Simple Question: Pointers and Uninitialized Variables Explained

[yungman]

Why this doesn't work?

#include<iostream>
using namespace std;
int main()
{
    int* p;
    *p = 1;//error said uninitialized variable p used.
    count << *p << endl;
    return 0;
}

I know if I do this, it works:

#include <iostream>
using namespace std;

int main ()
{
    int* p;
    int x = 10;
    p = &x;
    count << *p << endl;

  return 0;
}

I thought when you declare a pointer int*p; you already allocate a memory for an integer pointed by p already.

Or int*p; only allocate memory for pointer p to store the address, that the address is not valid until using p = &x; to write the address of x into p?
Thanks

 

[jtbell]

Or int*p; only allocate memory for pointer p to store the address, that the address is not valid until using p = &x; to write the address of x into p?

Correct.

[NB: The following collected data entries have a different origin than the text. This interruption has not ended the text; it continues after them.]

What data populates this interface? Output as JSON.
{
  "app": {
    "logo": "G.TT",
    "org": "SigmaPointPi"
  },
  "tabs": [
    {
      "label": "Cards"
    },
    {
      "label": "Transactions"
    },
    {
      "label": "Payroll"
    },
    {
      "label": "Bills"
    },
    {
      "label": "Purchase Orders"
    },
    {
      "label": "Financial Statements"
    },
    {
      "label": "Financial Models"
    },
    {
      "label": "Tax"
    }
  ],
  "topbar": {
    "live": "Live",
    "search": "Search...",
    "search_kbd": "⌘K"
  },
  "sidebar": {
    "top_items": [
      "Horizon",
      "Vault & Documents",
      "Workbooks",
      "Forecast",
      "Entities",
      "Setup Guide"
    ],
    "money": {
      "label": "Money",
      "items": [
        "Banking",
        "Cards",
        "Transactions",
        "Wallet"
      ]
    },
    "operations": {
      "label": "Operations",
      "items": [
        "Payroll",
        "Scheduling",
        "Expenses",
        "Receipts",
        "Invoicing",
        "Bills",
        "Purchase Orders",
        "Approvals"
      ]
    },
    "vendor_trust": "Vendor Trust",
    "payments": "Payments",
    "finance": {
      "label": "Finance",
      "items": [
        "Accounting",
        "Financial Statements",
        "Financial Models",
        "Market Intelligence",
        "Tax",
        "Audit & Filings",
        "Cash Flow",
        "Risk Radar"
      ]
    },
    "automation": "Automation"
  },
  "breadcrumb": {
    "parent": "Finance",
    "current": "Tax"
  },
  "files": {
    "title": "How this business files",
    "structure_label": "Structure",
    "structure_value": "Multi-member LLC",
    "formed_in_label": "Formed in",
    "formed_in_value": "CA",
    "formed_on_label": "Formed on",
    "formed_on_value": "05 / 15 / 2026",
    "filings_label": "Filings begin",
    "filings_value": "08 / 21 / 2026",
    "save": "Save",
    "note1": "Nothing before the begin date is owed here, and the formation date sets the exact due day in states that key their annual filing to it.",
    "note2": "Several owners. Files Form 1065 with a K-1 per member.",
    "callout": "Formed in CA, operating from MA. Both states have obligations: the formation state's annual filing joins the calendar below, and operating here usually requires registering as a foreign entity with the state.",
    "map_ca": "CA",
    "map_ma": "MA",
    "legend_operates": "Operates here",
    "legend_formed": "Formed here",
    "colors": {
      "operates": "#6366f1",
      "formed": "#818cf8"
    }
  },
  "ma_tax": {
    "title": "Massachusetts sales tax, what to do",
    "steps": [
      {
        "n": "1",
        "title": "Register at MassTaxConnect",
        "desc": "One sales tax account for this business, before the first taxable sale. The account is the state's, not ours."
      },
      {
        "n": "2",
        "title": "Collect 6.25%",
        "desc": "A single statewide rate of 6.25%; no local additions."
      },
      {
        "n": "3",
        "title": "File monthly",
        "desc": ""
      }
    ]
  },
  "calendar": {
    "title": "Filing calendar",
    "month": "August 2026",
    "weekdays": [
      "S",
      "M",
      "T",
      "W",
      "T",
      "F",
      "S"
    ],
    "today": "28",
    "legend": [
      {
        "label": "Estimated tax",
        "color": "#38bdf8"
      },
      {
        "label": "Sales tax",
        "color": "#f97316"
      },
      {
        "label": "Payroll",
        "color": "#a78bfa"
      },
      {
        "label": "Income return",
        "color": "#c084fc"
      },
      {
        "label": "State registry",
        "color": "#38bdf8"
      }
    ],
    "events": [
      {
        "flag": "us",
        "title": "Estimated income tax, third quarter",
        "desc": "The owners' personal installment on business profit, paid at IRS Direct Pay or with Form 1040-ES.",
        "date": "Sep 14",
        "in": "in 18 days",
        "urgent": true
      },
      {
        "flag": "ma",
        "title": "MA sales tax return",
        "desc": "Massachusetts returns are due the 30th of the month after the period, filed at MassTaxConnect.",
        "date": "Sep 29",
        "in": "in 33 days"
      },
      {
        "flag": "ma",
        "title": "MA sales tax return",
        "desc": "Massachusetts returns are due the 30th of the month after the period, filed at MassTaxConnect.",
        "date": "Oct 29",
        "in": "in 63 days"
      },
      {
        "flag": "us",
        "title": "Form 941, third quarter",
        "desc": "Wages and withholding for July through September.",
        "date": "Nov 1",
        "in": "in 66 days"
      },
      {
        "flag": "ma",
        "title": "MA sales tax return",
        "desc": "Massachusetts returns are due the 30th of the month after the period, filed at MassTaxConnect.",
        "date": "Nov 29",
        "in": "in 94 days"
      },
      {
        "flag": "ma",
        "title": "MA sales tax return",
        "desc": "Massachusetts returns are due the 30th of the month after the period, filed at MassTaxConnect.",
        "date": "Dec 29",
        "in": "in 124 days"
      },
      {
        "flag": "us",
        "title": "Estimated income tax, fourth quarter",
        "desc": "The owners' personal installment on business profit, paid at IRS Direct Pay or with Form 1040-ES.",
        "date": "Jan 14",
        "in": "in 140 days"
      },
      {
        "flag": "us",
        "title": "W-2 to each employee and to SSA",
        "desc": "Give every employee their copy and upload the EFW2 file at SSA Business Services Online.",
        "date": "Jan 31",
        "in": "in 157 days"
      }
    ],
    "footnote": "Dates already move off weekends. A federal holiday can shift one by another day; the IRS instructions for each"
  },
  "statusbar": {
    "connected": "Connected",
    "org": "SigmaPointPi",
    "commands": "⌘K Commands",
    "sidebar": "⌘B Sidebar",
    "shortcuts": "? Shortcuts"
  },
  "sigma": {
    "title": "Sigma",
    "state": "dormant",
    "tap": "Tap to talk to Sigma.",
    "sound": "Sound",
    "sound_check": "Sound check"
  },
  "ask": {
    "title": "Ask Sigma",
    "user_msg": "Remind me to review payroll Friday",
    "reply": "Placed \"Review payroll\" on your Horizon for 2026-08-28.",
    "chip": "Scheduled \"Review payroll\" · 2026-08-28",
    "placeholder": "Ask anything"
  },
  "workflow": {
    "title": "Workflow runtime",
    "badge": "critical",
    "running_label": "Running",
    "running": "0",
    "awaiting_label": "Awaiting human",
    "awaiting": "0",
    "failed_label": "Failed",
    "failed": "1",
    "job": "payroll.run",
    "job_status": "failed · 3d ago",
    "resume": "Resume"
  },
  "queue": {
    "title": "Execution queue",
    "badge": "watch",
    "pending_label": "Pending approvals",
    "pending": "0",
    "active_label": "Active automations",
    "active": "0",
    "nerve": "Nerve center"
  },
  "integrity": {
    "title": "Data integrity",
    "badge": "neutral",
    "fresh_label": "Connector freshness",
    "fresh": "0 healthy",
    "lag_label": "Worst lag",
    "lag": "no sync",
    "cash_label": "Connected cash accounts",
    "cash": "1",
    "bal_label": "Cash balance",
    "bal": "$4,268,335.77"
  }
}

Compare this to writing simply int x;. This says simply that x is a variable that is intended to contain an int. It doesn't store any particular value into x. At this point, x contains, in effect, a random bit pattern.

When you write simply int *p; this says that p is a variable that is intended to contain a pointer to an int. It doesn't store a particular value into p, that is, it doesn't make p point to any memory location in particular. At this point, p contains, in effect, a random bit pattern.

 

[yungman]

Thanks Jtbell, that clarified for me.

 

[jtbell]

the address is not valid until using p = &x; to write the address of x into p?

That's one way to put a valid address into p. Another way, of course, is to allocate "new" memory explicitly. p = new int; allocates memory intended to hold an int and stores its address in p, but doesn't store any particular value in the newly-allocated memory, so in effect, *p gives you a random bit pattern.

To put something into the newly-allocated memory, you can initialize it when you allocate it: int *p = new int(x); declares p to be a pointer intended to point to an int, allocates an int-sized chunk of memory, and finally copies the value of x into the newly-allocated memory. Or you can initialize the new memory later: int *p = new int; *p = x;. Or you can separate all three steps: int *p; p = new int; *p = x;.